Biblioteca Mortara editrice, 2005

È stato presentato il 9 dicembre scorso a Casalmaggiore (CR), nella vasta sala auditorium gremita di pubblico, con gli interventi dei Sindaci di Casalmaggiore, Luciano Toscani, e di Cremona, Gian Carlo Corada,  il volume “La Resistenza oscura”, storia dei militari italiani deportati in Germania e testimonianze di internati casalaschi.

L’autore, prof. Guido Sanfilippo, ha sottolineato gli aspetti essenziali di questo rigoroso e significativo lavoro di ricerca storica. Prima di tutto volto a mantenere viva la memoria del fatto che, dopo l’8 settembre 1943, col dissolvimento dell’esercito italiano e l’occupazione tedesca, ben 650.000 militari italiani, cioè la stragrande maggioranza di quelli che erano stati fatti prigionieri, rifiutarono di collaborare continuando la guerra a fianco dei nazifascisti e pagarono questa scelta con l’internamento nei lager della Germania.
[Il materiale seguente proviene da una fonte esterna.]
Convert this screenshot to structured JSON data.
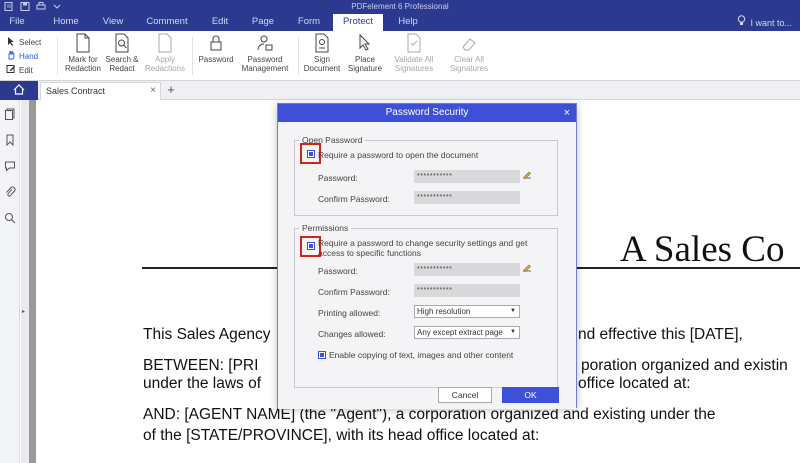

Là furono costretti a lavorare in condizioni pesantissime, ma resistettero, in generale, a lusinghe, ricatti (anche riguardanti le loro famiglie), vessazioni, fame e condizioni durissime, parecchi non sopravvissero. Mantennero la scelta di non schierarsi con la RSI, di non mettersi al servizio di Hitler ed è giusto considerare questa come una forma, una parte della Resistenza. L’autore ha suggerito anche una riflessione sulla inaccettabilità del tentativo di “riconoscere” chi combatté appunto al servizio di Hitler: è evidente che questo sarebbe uno schiaffo morale anche nei confronti del sacrificio degli internati.

Internati militari, quindi, come parte della Resistenza anche per aver impedito in un momento così decisivo il rafforzamento, con l’immissione di un alto numero di soldati agli ordini diretti dell’invasore tedesco, materiale e militare della sua guerra disperata e spietata.
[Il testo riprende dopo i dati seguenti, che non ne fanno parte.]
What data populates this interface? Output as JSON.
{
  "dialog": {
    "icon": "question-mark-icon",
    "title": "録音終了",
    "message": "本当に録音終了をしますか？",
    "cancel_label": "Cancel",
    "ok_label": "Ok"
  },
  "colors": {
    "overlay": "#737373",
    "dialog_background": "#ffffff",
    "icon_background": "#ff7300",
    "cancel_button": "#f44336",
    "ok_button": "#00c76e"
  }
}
È una Resistenza che l’autore definisce oscura sia perché coloro che ne furono protagonisti non ebbero sempre chiara percezione del senso politico del loro rifiuto sia perché a questa vicenda non è stato sino ad ora dato un adeguato peso storiografico e divulgativo.

Alla parte del libro, molto ben documentata, dedicata al fenomeno nel suo complesso fanno seguito testimonianze o vicende biografiche, ricostruite su documenti, relative ad alcuni ex internati locali.

Sull’argomento e sul libro l’ANPI di Cremona sta organizzando una iniziativa, che comprenderà anche una mostra, che si terrà nel prossimo febbraio presso il palazzo municipale di Cremona.